Carlota Talassi (1811 – 1891) was a Portuguese actress and translator of plays.

==Early life==
Carlota Talassi da Silva was born in the parish of Santo Ildefonso in Porto, Portugal on 20 September 1811. She was the daughter of an actress, Catarina Talassi, and granddaughter of an Italian poet, Augusto Talassi, who moved to Portugal in the service of Queen Maria I. There is no record of the name of her father, although it is believed he was also an actor. Her parents supported their daughter's inclinations to join them in the theatre and guided her development from an early age. She was 9 years old when she first stepped onto the stage at the São João National Theatre in Porto, on 13 May 1821, on the birthday of King João VI.
==Career==
In the same year as her first appearance, Talassi appeared in several other plays in Porto, to great acclaim. In 1822 she went to the Portuguese capital, Lisbon, with her parents but they were unable to get work at the Teatro da Rua dos Condes and, as a result, travelled around the provinces of Portugal and Galicia in Spain and returned to Porto, where they lived for another three years. In October 1825, they headed back to Lisbon and entered the Teatro do Salitre, where Talassi remained until Easter 1826 when the death of the king led to political instability and the closing of the theatres. After D. Pedro defeated his brother, D. Miguel in the Liberal Wars and entered Lisbon in 1833, she returned to the Salitre in the capacity of first lady. She also began to translate plays from French into Portuguese.

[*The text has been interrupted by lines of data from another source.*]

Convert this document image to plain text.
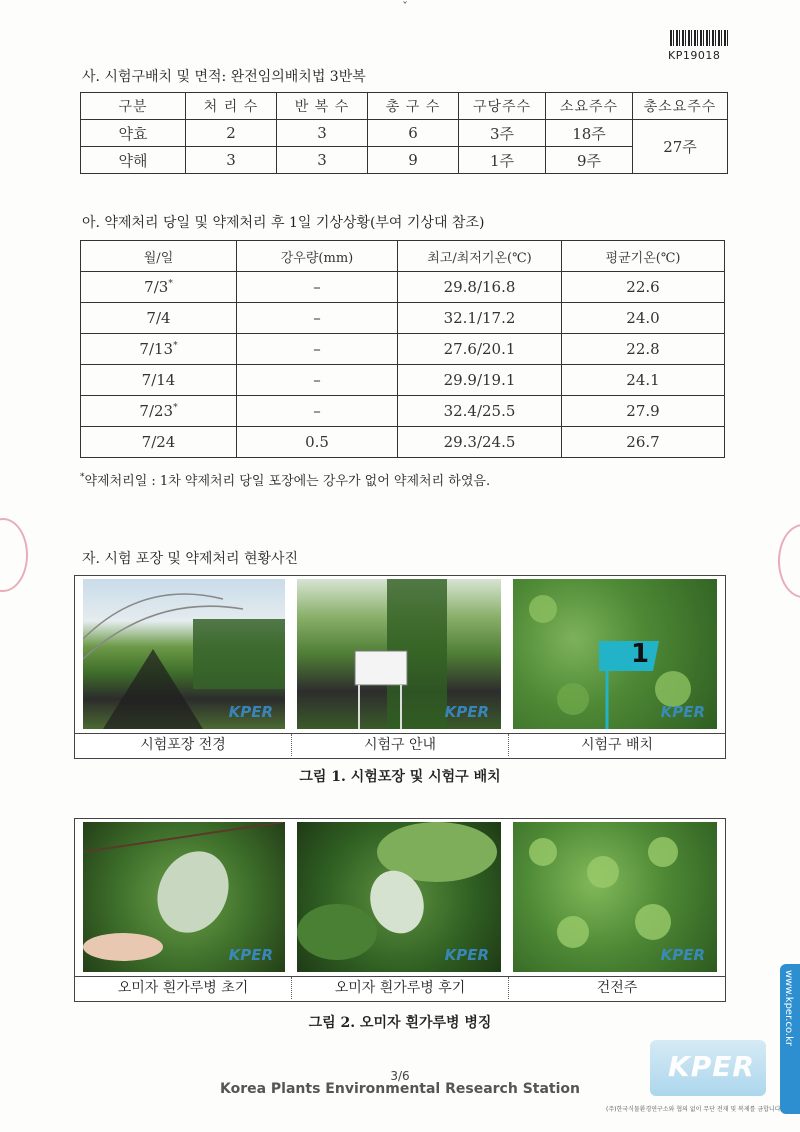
ˇ
KP19018
사. 시험구배치 및 면적: 완전임의배치법 3반복
구분	처 리 수	반 복 수	총 구 수	구당주수	소요주수	총소요주수
약효	2	3	6	3주	18주	27주
약해	3	3	9	1주	9주	
아. 약제처리 당일 및 약제처리 후 1일 기상상황(부여 기상대 참조)
월/일	강우량(mm)	최고/최저기온(℃)	평균기온(℃)
7/3*	–	29.8/16.8	22.6
7/4	–	32.1/17.2	24.0
7/13*	–	27.6/20.1	22.8
7/14	–	29.9/19.1	24.1
7/23*	–	32.4/25.5	27.9
7/24	0.5	29.3/24.5	26.7
*약제처리일 : 1차 약제처리 당일 포장에는 강우가 없어 약제처리 하였음.
자. 시험 포장 및 약제처리 현황사진
KPER	KPER
1
KPER
시험포장 전경	시험구 안내	시험구 배치
그림 1. 시험포장 및 시험구 배치
KPER	KPER	KPER
오미자 흰가루병 초기	오미자 흰가루병 후기	건전주
그림 2. 오미자 흰가루병 병징	www.kper.co.kr
KPER
3/6
Korea Plants Environmental Research Station
(주)한국식물환경연구소와 협의 없이 무단 전재 및 복제를 금합니다.
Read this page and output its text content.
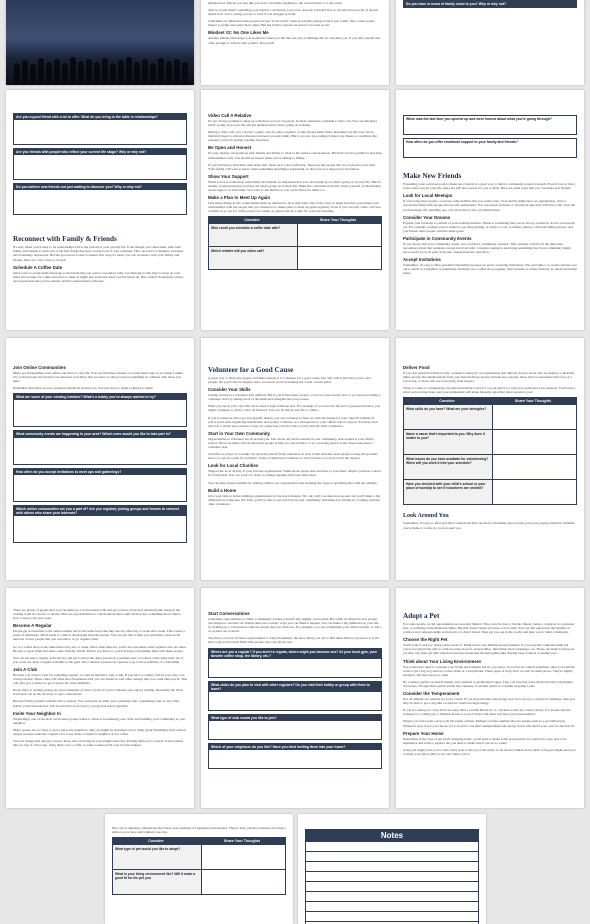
embarrassed. Maybe you feel like you don't contribute anything to the conversation or to the event.

This is a trade belief: something your mind is convincing you is true. Anyone can learn how to become more social. It doesn't matter how old or young you are or even if you struggle socially.

Sometimes we think that some people are just "born social" when in actuality being social is just a skill. Sure, some people master it earlier and easier than others. But the truth is anyone can learn to become social.

Mindset #2: No One Likes Me

Another mindset that keeps you isolated is when you fall into the trap of thinking that no one likes you. If you tell yourself this often enough, it will become a belief. That you'll

Do you have or know of family close to you? Why or why not?
Are you a good friend with a lot to offer. What do you bring to the table in relationships?
Are you friends with people who reflect your current life stage? Why or why not?
Do you believe new friends out just waiting to discover you? Why or why not?
Reconnect with Family & Friends

It's easy when you're busy to let relationships fall to the bottom of your priority list. Even though you value them, time with family and friends is often one of the first things that gets crowded out of your schedule. This can lead to loneliness, isolation, and eventually depression. But the good news is that no matter how long it's been, you can reconnect with your family and friends. Here are a few ways to do that.

Schedule A Coffee Date

Send a text or social media message to the friend that you want to reconnect with. Let them know that they've been on your mind and arrange for a time and place to meet. It might feel awkward when you first meet up. But connect through the stories and experiences that you've shared, and the awkwardness will ease.

Video Call A Relative

It's not always possible to meet up with those we love in person. In these situations, schedule a video call. You can still share what's going on in your life and get updated about what's going on in theirs.

During a video call, you can play a game, watch a show together, or talk about family times. Reaching out this way can be helpful if there's a physical distance between you and family. But it can also be soothing if there's an illness or condition that prevents you from getting together in person.

Be Open and Honest

It's easy during conversations with friends and family to stick to the surface conversations. But that's not how intimacy and deep relationships work. You should be honest when you're talking to family.

If you're having a hard time, then share that. Open up if you're suffering. These are the people that you want most real with. Your family will want to know when something upsetting is happening, so don't put on a happy face and fake it.

Show Your Support

When you're reconnecting with family and friends, it's important that you catch them up on what's going on in your life. But it's equally as important that you find out what's going on in their life. Make the conversation mostly about yourself. A relationship needs support on both sides. You want to ask them how you can be there for them, too.

Make a Plan to Meet Up Again

Like many things in life, relationships must be nurtured to be at their best. One of the ways to make sure that you nurture your relationships with the people that you treasure is to make plans to meet up again regularly. Even if you can only video call once a month or go out for coffee every few weeks, go ahead and set a date for your next meeting.

Consider	Share Your Thoughts
Who could you schedule a coffee date with?
Which relative will you video call?
When was the last time you opened up and were honest about what you're going through?
How often do you offer emotional support to your family and friends?
Make New Friends

Expanding your social network to make new friends is a great way to build a community around yourself. Even if you've lived in the same area all your life, there are still new people for you to meet. Here are some ways that you can make new friends.

Look for Local Meetups

If you're like most people, you have some hobbies that you really enjoy. Your hobby might have an organization, club or association filled with people that are also enthusiasts. You can search websites or download apps that will have a list of all the local meetups. By attending one, you never know who you might meet!

Consider Your Dreams

Expand your horizons to outside of your existing hobbies. Think of something that you've always wanted to do but you haven't yet. For example, perhaps you've wanted to go hang gliding, or learn to cook. Consider joining a club and taking lessons, and you'll meet other people with the same goals.

Participate in Community Events

If you check with your community center, you can find a community calendar. This calendar will list all the important upcoming events that residents can get involved with. Consider joining in and doing something fun. Your community might have events for local park clean ups, annual festivals, and more.

Accept Invitations

Sometimes, it's easy to miss potential friendships because we aren't accepting invitations. The next time a co-worker invites you out to lunch or a neighbor recommends checking out a coffee shop together, don't hesitate or refuse. Instead, go ahead and make plans.

Join Online Communities

Many good friendships start online and move to real life. You can find these friends on social media apps or in online forums. Try to find groups that match your interests or hobbies that you have so that you have something in common with those you meet.

Remember that there are new potential friends all around you. You just have to begin looking for them!

What are some of your existing hobbies? What's a hobby you've always wanted to try?
What community events are happening in your area? Which ones would you like to take part in?
How often do you accept invitations to meet ups and gatherings?
Which online communities are you a part of? Are you regularly joining groups and forums to connect with others who share your interests?
Volunteer for a Good Cause

A great way to meet new people and make friends is to volunteer for a good cause. Not only will it introduce you to new people, but you'll also be happier since you know you'll be making the world a better place.

Consider Your Skills

Getting started as a volunteer isn't difficult. But if you're like many people, you're not sure exactly how to go about becoming a volunteer. Start by taking stock of the skills and strengths that you possess.

What you use in your own life can be used to help someone else. For example, if you excel in the area of personal finance, you might volunteer to teach a class on finances. You can do this in real life or online.

If you're someone who's good at graphic design, you can volunteer to help out with the design for your church's bulletin. If you're good with organizing information and people, volunteer as a chairperson to your child's school carpool. You may even discover a whole new passion or type of connection you'd be able to form with the other volunteers.

Start in Your Own Community

Opportunities to volunteer are all around you. Just check out what's needed in your community. Ask around at your child's school. There are many schools that need people to help as a bus monitor or as a crossing guard. Some classrooms need a volunteer aide.

Churches or places of worship can typically benefit from volunteers as well. Some churches need people to keep the grounds neat or to set up rooms for activities. Some of them need volunteers to teach classes or to help out in the nursery.

Look for Local Charities

Support the local charity of your favorite organization. Think about causes near and dear to your heart. Maybe you have a heart for foster kids. You can work at a drive to arrange supplies that foster kids need.

You can help abused animals by visiting animal care organizations and cleaning the cages or spending time with the animals.

Build a Home

Give your time to home building organizations for the less fortunate. Not only will you meet new people, but you'll make a big difference in someone's life. Plus, you'll be able to get involved in your community and make new friends by working with the other volunteers.

Deliver Food

If you don't mind traveling locally, consider looking for an organization that delivers food to those who are elderly or disabled. Other groups that might benefit from your meal delivery service include new parents, those who've experienced the loss of a loved one, or those who are recovering from surgery.

When it comes to volunteering, the important thing is that it's a good match for both your skills and your passions. You'll enjoy what you're doing more, and your enthusiasm will shine through, attracting other people to you!

Consider	Share Your Thoughts
What skills do you have? What are your strengths?
Name a cause that's important to you. Why does it matter to you?
What issues do you have available for volunteering? When will you work it into your schedule?
Have you checked with your child's school or your place of worship to see if volunteers are needed?
Look Around You

Sometimes, it's easy to miss potential connections that can lead to friendship just because you're not paying attention. Whether you're home or on the go, look around you.

There are plenty of people that you can strike up a conversation with and get to know. Everyday situations like being in the waiting room at a doctor or dental office are opportunities for conversations that could develop into something more. Here's how to keep your eyes open.

Become A Regular

People get accustomed to the same routines and to the same faces that they see day after day or week after week. This causes a sense of familiarity which leads to comfort developing between people. You can use this to help you establish a wide social network of new people that you can talk to or go together with.

Go to a coffee shop at the same time every day or week. More often than not, you'll also encounter other regulars who are there. Be sure to greet them and share some friendly chatter. Before you know it, you'll develop a friendship built with these people.

You can become a regular at the library and get to know the other patrons if you make sure to be there at the same time. Or, if you work out, keep a regular schedule at the gym. This common ground can open the way to the possibility of a friendship.

Join A Club

Because you want to look for something regular, it could be helpful to join a club. If you have a country club in your area, you could join that. These clubs will often have fundraisers that you can attend as well other outings that you could take part in. This will give you a chance to get to know the other members.

Book clubs or reading groups are great examples of clubs to join. If you're someone who enjoys reading, discussing the latest book pick can be the doorway to new connections!

But don't limit yourself with the above options. You could just as easily join a painting club, a gardening club, or any other hobby you're interested in. Just be sure that you look for a group that meets regularly.

Invite Your Neighbor In

Surprisingly, one of the most overlooked groups when it comes to broadening your circle and building your community is your neighbor.

Many people are too busy to get to know the neighbors. But you might be surprised at how many great friendships have started simply because someone stopped over to say hello or invited a neighbor in for coffee.

You can change this and get to know those who are living in your neighborhood by inviting them in for a meal. If that sounds like too big of a first step, bring them over a coffee or some cookies from your favorite bakery.

Start Conversations

Sometimes opportunities to build a community around yourself only slightly overlooked. But while we think the new people just happen to become our friends there are so many ways you can make it happen. You can make a big difference in your life by striking up a conversation with the people that you often see. For example, you can compliment your child's teacher, or ask a co-worker out to lunch.

The more you look for these opportunities to form friendships, the more likely you are to find them. Before you know it you'll have a big social circle filled with people who care about you!

Where are you a regular? If you aren't a regular, where might you become one? At your local gym, your favorite coffee shop, the library, etc.?
What clubs do you plan to visit with other regulars? Do you visit their hobby or group with them to bond?
What type of club would you like to join?
Which of your neighbors do you like? Have you tried inviting them into your home?
Adopt a Pet

For some people, social opportunities are severely limited. This could be due to chronic illness, being a caregiver for someone else, or suffering from limited mobility. But that doesn't mean you have to be lonely. You can still appreciate the benefits of comfort and companionship in the form of a furry friend. They get you out in the world, and help you to build community.

Choose the Right Pet

You'll want to start by doing some research. Think about your limitations and abilities. If you want the companionship but you're not physically able to walk an active dog for several miles, then think about adopting a cat. These can make loving pets, yet they can often get their physical exercises needs met through games like chasing laser pointers or feather toys.

Think about Your Living Environment

You would also need to consider your living environment before you adopt. If you live in a small apartment, then you wouldn't want to get a big dog such as a Great Dane or a Greyhound. These types of dogs don't do well in small places. They're highly energetic and need space to roam.

By contrast, gerbils are much smaller and confined to gerbil/small cages. They can however learn tricks and show big human characters. Though most gerbils prefer the company of another gerbil so consider adopting a pair.

Consider the Temperament

Not all animals are suitable for every owner. If you have the time and energy and can look up to a physical challenge, then you may be able to get a dog like a Labrador which are high energy.

If you're looking for a dog that's low-key, then a Golden Retriever or a Spaniel would be a better choice. For people that are looking for a cuddly pet, a Siamese house is a good choice and these cats have good personalities.

Maybe you don't want a dog at all but prefer a kitten. Perhaps you like animals that are unique such as a pot-bellied pig. Whatever type of pet you choose, try to look for one that's temperament and energy levels will match your own for the best fit.

Prepare Your Home

Regardless of the type of pet you're bringing home, you'll need to make some preparations. It's natural for new pets to be inquisitive and want to explore but you need to make sure it can do so safely.

A tiny pet might want you to add a baby gate to the top of the stairs, so he doesn't tumble down them. A big pet might need you to make your fence taller so he can't jump over it.

Pets can be amazing companions that chase away feelings of loneliness and isolation. They're silly, playful creatures can bring a smile to your face and brighten your day.

Consider	Share Your Thoughts
What type of pet would you like to adopt?
What is your living environment like? Will it make a good fit for the pet you
Notes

Émile Doux was a French actor who visited Portugal as part of a theatrical company and stayed in Lisbon, forming his own company, after having been asked by the playwright, Almeida Garrett, to teach some of the Lisbon actors. Talassi was one of the students and then joined his company at the Teatro da Rua dos Condes. She starred in a performance of Um Auto de Gil Vicente written by Garrett when it was performed in 1838 to honour Queen Maria II on her birthday. In the same year, she also performed in plays by Alexandre Dumas and Victor Hugo. Later, Talassi moved to a company owned by the very rich Count of Farrobo. In December 1843, she married Caetano José da Silva, who came from a theatrical family. In 1844, she was part of a Society of Actors who organised to perform at the Rua dos Condes, including the actors :pt: Sargedas and :pt: Epifânio Aniceto Gonçalves, who was the director. However, that theatre closed in 1846 and Talassi was then chosen as first lady for the company of the rebuilt D. Maria II National Theatre in Lisbon, which re-opened in 1846. At around the same time, Portugal began to classify actors and assign them categories according to their artistic merit. The government consulted a committee, which heard the opinion of leading actors. Talassi was classified as "Absolute First Lady" prior to moving to the D. Maria II.
==Death==
Talassi stayed at the D. Maria II National Theatre until she retired from acting in 1862, obtaining a pension that reflected her high status in the acting world. She died from heart problems on 4 September 1891 at her home in Campo Grande in Lisbon. She was buried in the Prazeres Cemetery in Lisbon.